Harvey Norman (HVN) surprised the market with news of a special 14 cents a share dividend yesterday, taking investors completely unawares as the news was buried in a statement announcing a modest fund raising. The issue will raise a total of $140 million.
The special payment is in addition to the 8 cents a share final dividend declared with the annual result in August.
Harvey Norman revealed the heavily discounted rights issue, well ahead of the annual meeting in Sydney yesterday afternoon.
The issue was described as being part of the company’s “capital management” program.
Harvey Norman said it was looking to raise around $121 million in the issue, which would be made at a price of $2.50 for each share.
Shareholders will be able to subscribe for one fully paid ordinary share for every 22 shares held.
The special fully franked 14c a share dividend to shareholders will be paid to shareholders on December 30, a later announcement to the ASX said.
The issue a fully underwritten renounceable share offer for capital management reasons.

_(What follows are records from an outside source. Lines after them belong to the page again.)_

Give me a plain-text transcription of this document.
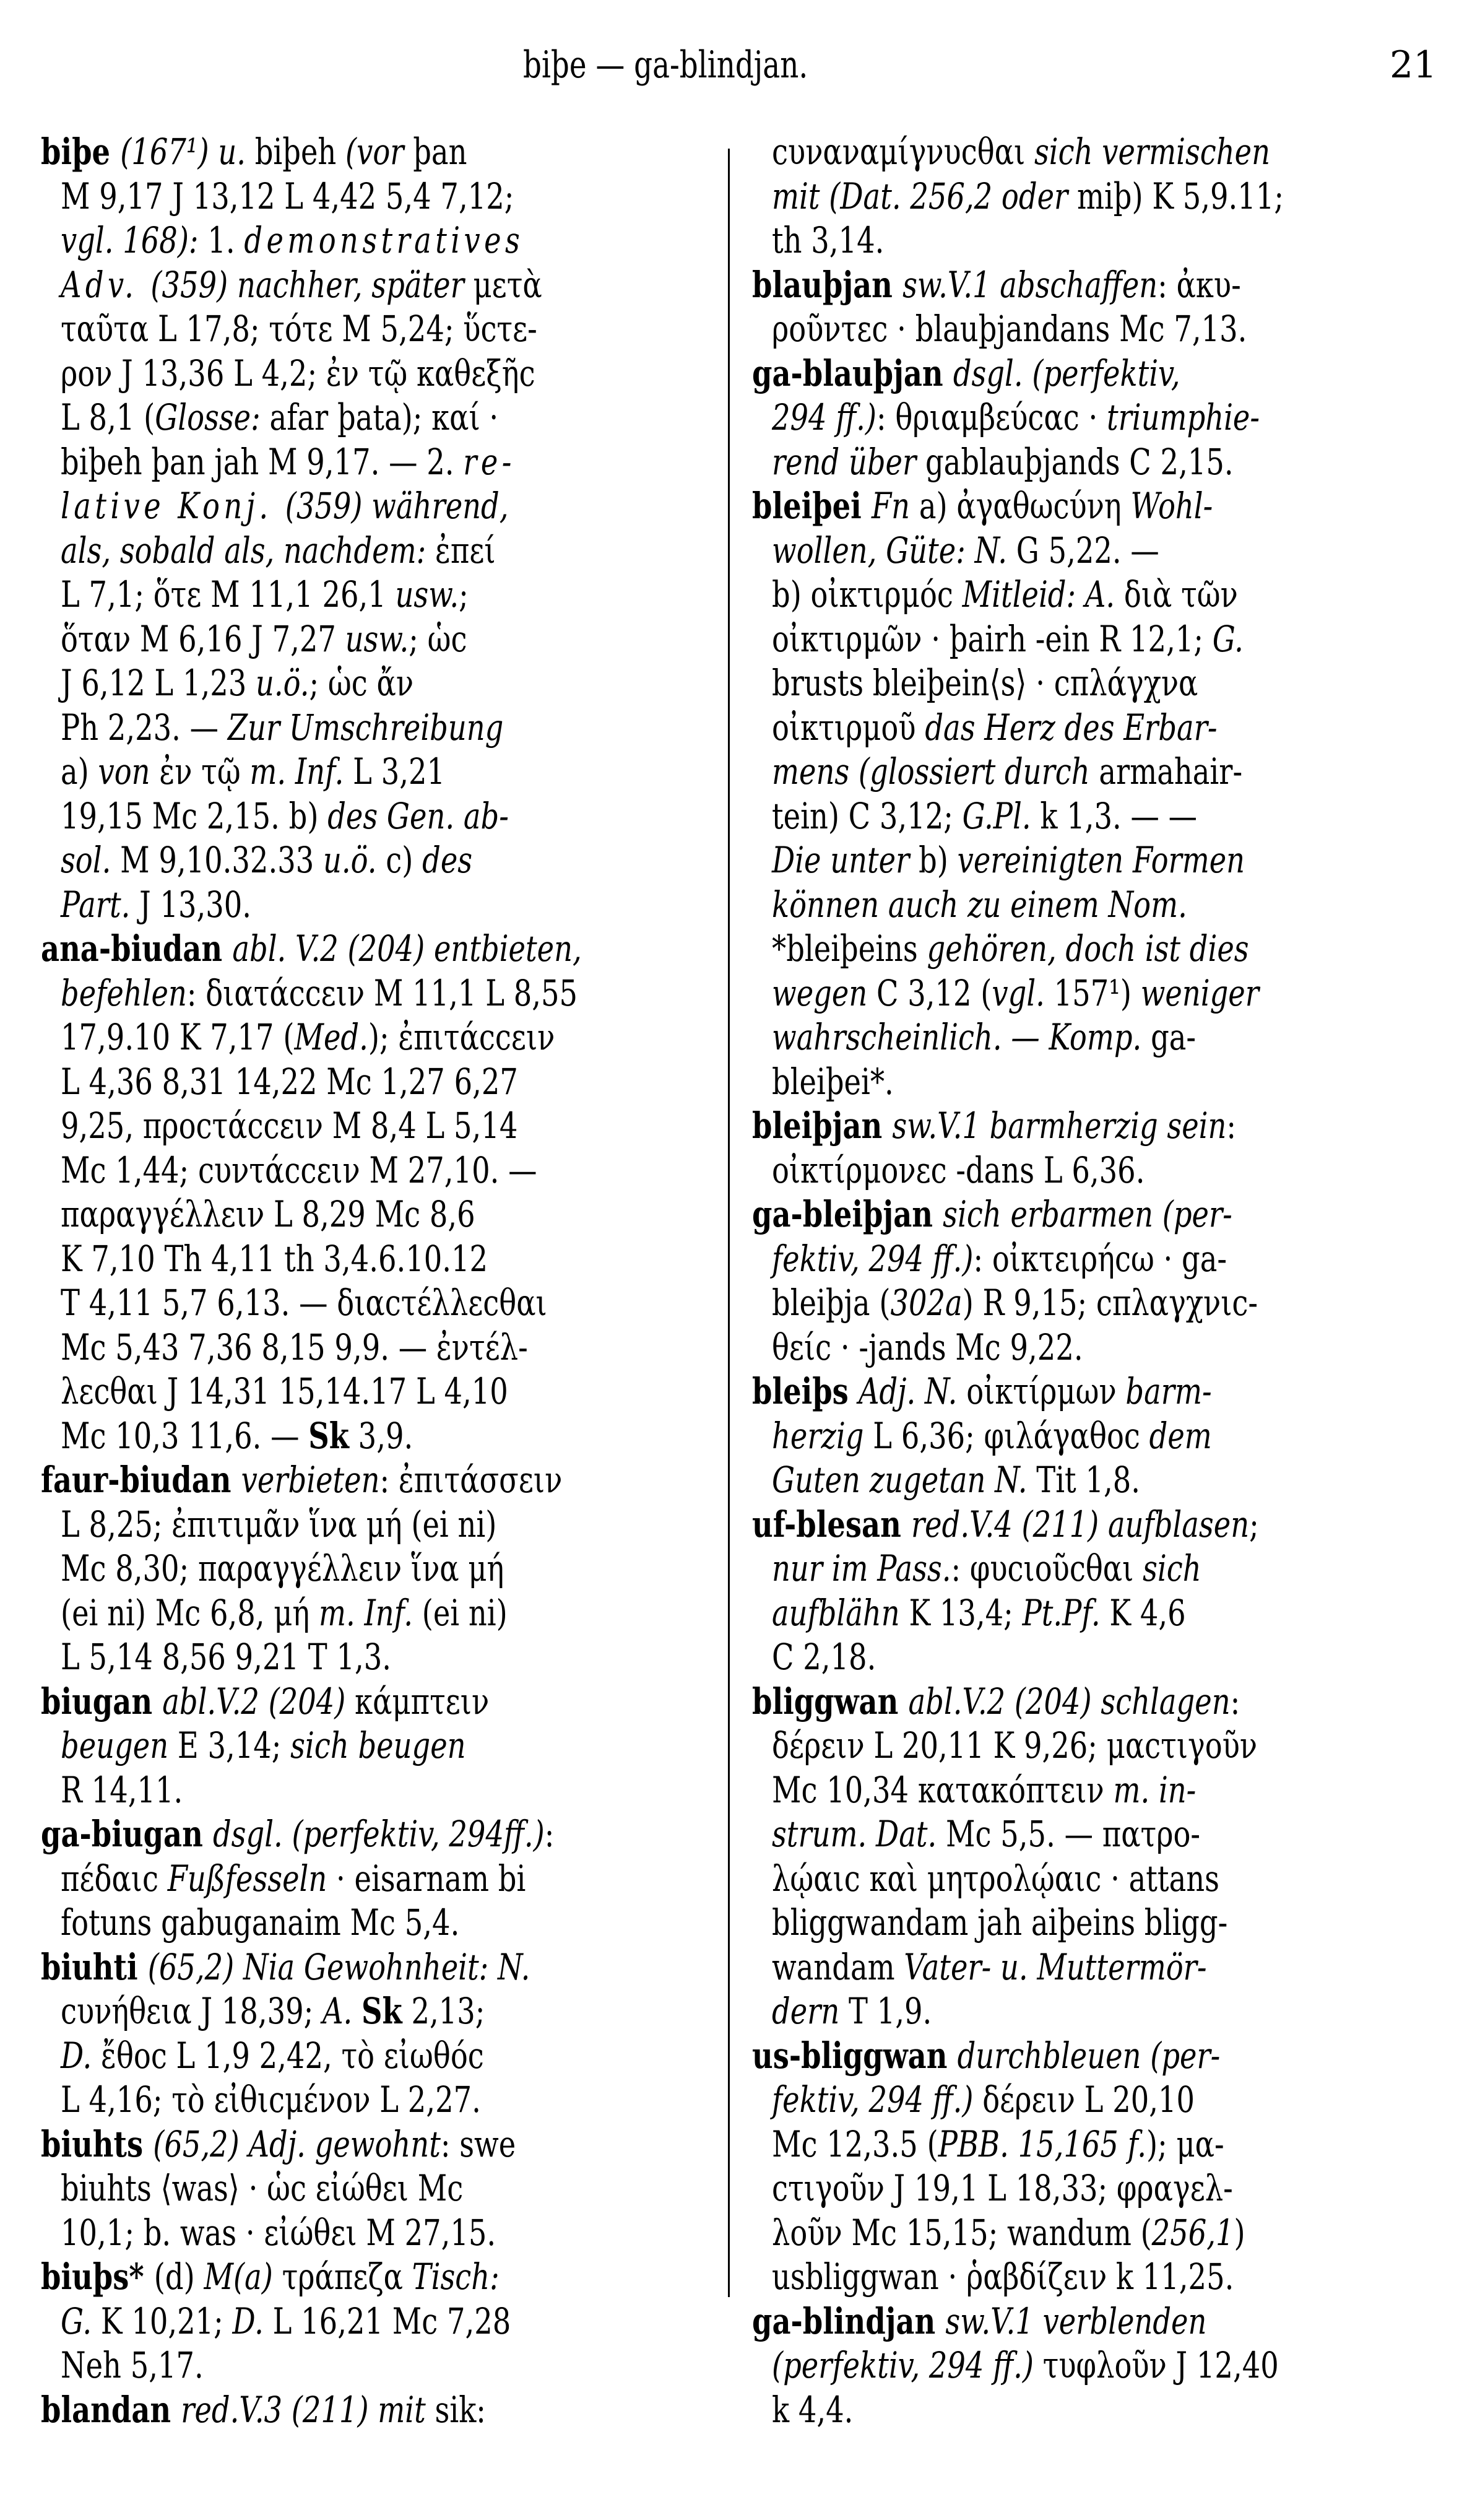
biþe — ga-blindjan.	21
biþe (167¹) u. biþeh (vor þan
M 9,17 J 13,12 L 4,42 5,4 7,12;
vgl. 168): 1. demonstratives
Adv. (359) nachher, später μετὰ
ταῦτα L 17,8; τότε M 5,24; ὕcτε-
ρον J 13,36 L 4,2; ἐν τῷ καθεξῆc
L 8,1 (Glosse: afar þata); καί ·
biþeh þan jah M 9,17. — 2. re-
lative Konj. (359) während,
als, sobald als, nachdem: ἐπεί
L 7,1; ὅτε M 11,1 26,1 usw.;
ὅταν M 6,16 J 7,27 usw.; ὡc
J 6,12 L 1,23 u.ö.; ὡc ἄν
Ph 2,23. — Zur Umschreibung
a) von ἐν τῷ m. Inf. L 3,21
19,15 Mc 2,15. b) des Gen. ab-
sol. M 9,10.32.33 u.ö. c) des
Part. J 13,30.
ana-biudan abl. V.2 (204) entbieten,
befehlen: διατάccειν M 11,1 L 8,55
17,9.10 K 7,17 (Med.); ἐπιτάccειν
L 4,36 8,31 14,22 Mc 1,27 6,27
9,25, προcτάccειν M 8,4 L 5,14
Mc 1,44; cυντάccειν M 27,10. —
παραγγέλλειν L 8,29 Mc 8,6
K 7,10 Th 4,11 th 3,4.6.10.12
T 4,11 5,7 6,13. — διαcτέλλεcθαι
Mc 5,43 7,36 8,15 9,9. — ἐντέλ-
λεcθαι J 14,31 15,14.17 L 4,10
Mc 10,3 11,6. — Sk 3,9.
faur-biudan verbieten: ἐπιτάσσειν
L 8,25; ἐπιτιμᾶν ἵνα μή (ei ni)
Mc 8,30; παραγγέλλειν ἵνα μή
(ei ni) Mc 6,8, μή m. Inf. (ei ni)
L 5,14 8,56 9,21 T 1,3.
biugan abl.V.2 (204) κάμπτειν
beugen E 3,14; sich beugen
R 14,11.
ga-biugan dsgl. (perfektiv, 294ff.):
πέδαιc Fußfesseln · eisarnam bi
fotuns gabuganaim Mc 5,4.
biuhti (65,2) Nia Gewohnheit: N.
cυνήθεια J 18,39; A. Sk 2,13;
D. ἔθοc L 1,9 2,42, τὸ εἰωθόc
L 4,16; τὸ εἰθιcμένον L 2,27.
biuhts (65,2) Adj. gewohnt: swe
biuhts ⟨was⟩ · ὡc εἰώθει Mc
10,1; b. was · εἰώθει M 27,15.
biuþs* (d) M(a) τράπεζα Tisch:
G. K 10,21; D. L 16,21 Mc 7,28
Neh 5,17.
blandan red.V.3 (211) mit sik:
cυναναμίγνυcθαι sich vermischen
mit (Dat. 256,2 oder miþ) K 5,9.11;
th 3,14.
blauþjan sw.V.1 abschaffen: ἀκυ-
ροῦντεc · blauþjandans Mc 7,13.
ga-blauþjan dsgl. (perfektiv,
294 ff.): θριαμβεύcαc · triumphie-
rend über gablauþjands C 2,15.
bleiþei Fn a) ἀγαθωcύνη Wohl-
wollen, Güte: N. G 5,22. —
b) οἰκτιρμόc Mitleid: A. διὰ τῶν
οἰκτιρμῶν · þairh -ein R 12,1; G.
brusts bleiþein⟨s⟩ · cπλάγχνα
οἰκτιρμοῦ das Herz des Erbar-
mens (glossiert durch armahair-
tein) C 3,12; G.Pl. k 1,3. — —
Die unter b) vereinigten Formen
können auch zu einem Nom.
*bleiþeins gehören, doch ist dies
wegen C 3,12 (vgl. 157¹) weniger
wahrscheinlich. — Komp. ga-
bleiþei*.
bleiþjan sw.V.1 barmherzig sein:
οἰκτίρμονεc -dans L 6,36.
ga-bleiþjan sich erbarmen (per-
fektiv, 294 ff.): οἰκτειρήcω · ga-
bleiþja (302a) R 9,15; cπλαγχνιc-
θείc · -jands Mc 9,22.
bleiþs Adj. N. οἰκτίρμων barm-
herzig L 6,36; φιλάγαθοc dem
Guten zugetan N. Tit 1,8.
uf-blesan red.V.4 (211) aufblasen;
nur im Pass.: φυcιοῦcθαι sich
aufblähn K 13,4; Pt.Pf. K 4,6
C 2,18.
bliggwan abl.V.2 (204) schlagen:
δέρειν L 20,11 K 9,26; μαcτιγοῦν
Mc 10,34 κατακόπτειν m. in-
strum. Dat. Mc 5,5. — πατρο-
λῴαιc καὶ μητρολῴαιc · attans
bliggwandam jah aiþeins bligg-
wandam Vater- u. Muttermör-
dern T 1,9.
us-bliggwan durchbleuen (per-
fektiv, 294 ff.) δέρειν L 20,10
Mc 12,3.5 (PBB. 15,165 f.); μα-
cτιγοῦν J 19,1 L 18,33; φραγελ-
λοῦν Mc 15,15; wandum (256,1)
usbliggwan · ῥαβδίζειν k 11,25.
ga-blindjan sw.V.1 verblenden
(perfektiv, 294 ff.) τυφλοῦν J 12,40
k 4,4.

HVN shares fell by just on 4% in the aftermath of the announcement, but recovered quickly to end steady on $3.71 at the close yesterday.
HVN YTD – Old fashioned capital management at Harvey Norman
The announcement was made to the market ahead of the AGM later in the day.
Directors, including chairman Gerry Harvey and CEO Katie Page, have indicated that they will take up their full Entitlement under the Entitlement Offer.
Chairman Gerry Harvey said the $140 million in the special dividend to be returned to shareholders through the special dividend was a way of distributing franking credits that have accumulated over many years.
The underwriter is Paterson’s Securities, which has reached a sub underwriting agreement with Gerry Harvey, meaning he can pick extra shares to add to his controlling stake from those rights to the issue renounced by shareholders.
This is a very old fashioned way of raising cash and many brokers won’t understand concepts such as the theoretical value of the rights to the issue.
Rights trading in the issue starts this Friday. Shareholders should have their new scrip by December 23, if they take up what looks like a bargain-priced raising. The shares won’t qualify for the special dividend.
The special dividend and issue announcement seems to be have been an attempt to divert attention from strong opposition from shareholders at the AGM to executive pay which resulted in the remuneration report being overwhelming rejected.
Opposition to the levels of pay to executives has been rising in recent weeks with a group of shareholders agitating to oppose it. Media stories this week suggested the vote would go against the company and result in a so-called ‘first strike’.
Shareholders ignored the good news of the dividend and issue and overwhelmingly voted against the company’s pay structure at its annual general meeting yesterday.
The vote was 282.4 million against and 90.09 million in favour of the report. Mr Harvey could not vote his 30% stake in the company.
But Mr Harvey said the vote would have no consequences, despite the prospect of a board spill next year if at least a quarter of shareholders again reject executive salaries. "Nothing will change," he told AAP.
Mr Harvey said the board would just re-form again if there was a second strike.